Diante das HQs atuais, a crítica depara-se com a forte presença de temas pertinentes à sociedade pós-moderna, desmentindo a suposição de que sejam um veículo comunicativo alienante, como muitos afirmaram no passado; como qualquer forma de arte as HQs se transformam através dos tempos, modificando seus diferentes elementos, levantando temas inusitados e apresentados as aflições individuais e coletivas. Ao buscarem em diferentes áreas do Saber, inspiração para suas histórias, as HQs se distanciam do mero entretenimento e entram no domínio de leituras que provocam reflexão. Nesse trânsito, o aspecto interdisciplinar sse faz presente, com temas que vão desde a mitologia clássica até a ficção científica, com criaturas infernais e mundos em decomposição, exigindo para a sua análise que se recorra a diferentes áreas do conhecimento. Nesse universo híbrido de tendências e formulações, as HQs obrigam os estudiosos a teorizarem sobre elas e convidam seus leitores a prestarem atenção, não só nos problemas do cotidiano, mas também a pensar no inefável, no que é condenado a ser radicalmente incerto.
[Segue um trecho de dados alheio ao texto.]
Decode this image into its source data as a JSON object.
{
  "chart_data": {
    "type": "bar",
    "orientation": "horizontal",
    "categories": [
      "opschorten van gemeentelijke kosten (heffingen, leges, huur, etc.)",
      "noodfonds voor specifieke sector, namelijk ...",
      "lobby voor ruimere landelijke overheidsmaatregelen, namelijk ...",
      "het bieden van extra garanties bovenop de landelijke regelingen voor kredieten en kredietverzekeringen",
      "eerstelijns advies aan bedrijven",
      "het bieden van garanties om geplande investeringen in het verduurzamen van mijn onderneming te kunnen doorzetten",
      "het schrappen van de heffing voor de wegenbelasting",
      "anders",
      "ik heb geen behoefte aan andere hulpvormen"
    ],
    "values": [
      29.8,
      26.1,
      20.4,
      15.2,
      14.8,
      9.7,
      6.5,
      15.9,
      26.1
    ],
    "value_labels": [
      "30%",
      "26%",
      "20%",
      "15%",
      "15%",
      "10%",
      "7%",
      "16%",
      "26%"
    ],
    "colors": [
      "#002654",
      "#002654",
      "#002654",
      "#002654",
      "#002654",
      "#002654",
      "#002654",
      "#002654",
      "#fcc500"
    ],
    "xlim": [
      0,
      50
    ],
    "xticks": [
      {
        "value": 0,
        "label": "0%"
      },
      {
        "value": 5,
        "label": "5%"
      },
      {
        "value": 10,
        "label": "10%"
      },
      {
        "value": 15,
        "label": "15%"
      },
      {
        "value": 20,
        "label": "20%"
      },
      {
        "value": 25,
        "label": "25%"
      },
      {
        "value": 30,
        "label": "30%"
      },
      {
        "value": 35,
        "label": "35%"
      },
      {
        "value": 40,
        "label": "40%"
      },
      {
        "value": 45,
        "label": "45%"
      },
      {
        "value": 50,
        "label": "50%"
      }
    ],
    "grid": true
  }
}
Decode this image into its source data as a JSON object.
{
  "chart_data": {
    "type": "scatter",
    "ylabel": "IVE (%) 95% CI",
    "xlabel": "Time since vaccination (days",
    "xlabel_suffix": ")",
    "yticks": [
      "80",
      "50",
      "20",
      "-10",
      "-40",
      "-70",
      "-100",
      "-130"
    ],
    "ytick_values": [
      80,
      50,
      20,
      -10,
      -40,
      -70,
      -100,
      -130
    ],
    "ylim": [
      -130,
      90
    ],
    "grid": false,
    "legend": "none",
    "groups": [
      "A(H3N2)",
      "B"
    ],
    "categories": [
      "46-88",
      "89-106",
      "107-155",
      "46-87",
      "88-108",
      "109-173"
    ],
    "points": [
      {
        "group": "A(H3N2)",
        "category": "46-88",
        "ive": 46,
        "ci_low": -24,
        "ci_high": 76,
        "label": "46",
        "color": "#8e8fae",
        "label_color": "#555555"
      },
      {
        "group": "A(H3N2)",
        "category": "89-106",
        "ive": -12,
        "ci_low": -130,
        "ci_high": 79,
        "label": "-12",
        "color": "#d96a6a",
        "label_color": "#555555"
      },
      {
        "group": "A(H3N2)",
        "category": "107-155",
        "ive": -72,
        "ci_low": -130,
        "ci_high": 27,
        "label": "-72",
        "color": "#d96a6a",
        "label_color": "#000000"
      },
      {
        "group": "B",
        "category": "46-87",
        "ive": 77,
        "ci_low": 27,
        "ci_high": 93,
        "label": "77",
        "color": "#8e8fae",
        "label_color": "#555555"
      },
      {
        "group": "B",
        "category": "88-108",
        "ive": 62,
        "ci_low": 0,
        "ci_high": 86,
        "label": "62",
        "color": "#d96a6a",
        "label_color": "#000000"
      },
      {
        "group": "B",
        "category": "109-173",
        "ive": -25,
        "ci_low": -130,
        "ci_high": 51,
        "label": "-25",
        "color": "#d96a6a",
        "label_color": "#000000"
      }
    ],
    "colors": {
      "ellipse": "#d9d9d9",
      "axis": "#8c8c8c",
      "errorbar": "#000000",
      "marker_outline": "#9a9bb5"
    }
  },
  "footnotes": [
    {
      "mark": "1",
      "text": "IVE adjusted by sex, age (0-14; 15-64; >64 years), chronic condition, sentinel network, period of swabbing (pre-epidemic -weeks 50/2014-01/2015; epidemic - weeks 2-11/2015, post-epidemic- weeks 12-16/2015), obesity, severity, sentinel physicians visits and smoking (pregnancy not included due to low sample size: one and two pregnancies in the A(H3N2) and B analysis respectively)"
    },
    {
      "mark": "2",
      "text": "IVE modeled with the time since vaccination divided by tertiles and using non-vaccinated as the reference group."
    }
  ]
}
Literariamente falando, as HQs não são vanguarda, porém como os decadentistas, são a nevrose do novo. Exibindo monstros, escuridão, explosões de planetas ou de galáxias, elas sugerem a morte de uma época e a explosão da pós-modernidade; representando a luta do bem contra o mal, retratam a nostalgia da tradição; cultivando o exótico e o surpreendente em seus textos e desenhos, recusam a massificação globalizada. Nem alta literatura, nem simples cultura de massa, as HQs captam a temperatura de esgotamento do cotidiano e contaminam suas páginas com o vírus do desespero e da violência.

 

REFERÊNCIAS BIBLIOGRÁFICAS

 

BACHELARD, Gaston. O direito de sonhar. Trad. José Américo Peçanha e outros. 2ª ed. São Paulo: DIFEL, 1986.

GARGANI, Aldo. A experiência religiosa como evento e interpretação. In: DERRIDA, Jacques e VATTIMO, Gianni (orgs) A religião. Trad. Roberta Barni. São Paulo: Estação Liberdade,2000.

 

Batman - Vigilantes de Gotham. São Paulo: Abril Jovem, nº 100, 1998.

Estranhos no Paraíso. São Paulo: Abril Cultural, nº1, 1999.

Hellblazer. São Paulo: Tudo em Quadrinhos, nº 11, 1999.

Preacher - Guerra Santa. São Paulo: Fractal, nº 17, 2000.

Superboy -Funeral para um amigo. São Paulo: Abril Jovem, nº 26, 1999.

Superpower - Liga da justiça. São Paulo: Abril Jovem, nº 34, 1996.

The Dreaming - O julgamento de Caim. São Paulo: Tudo em Quadrinhos, nº 1, 1999.

Wizard. Rio de Janeiro: Ed. Globo, nº 14, 1999.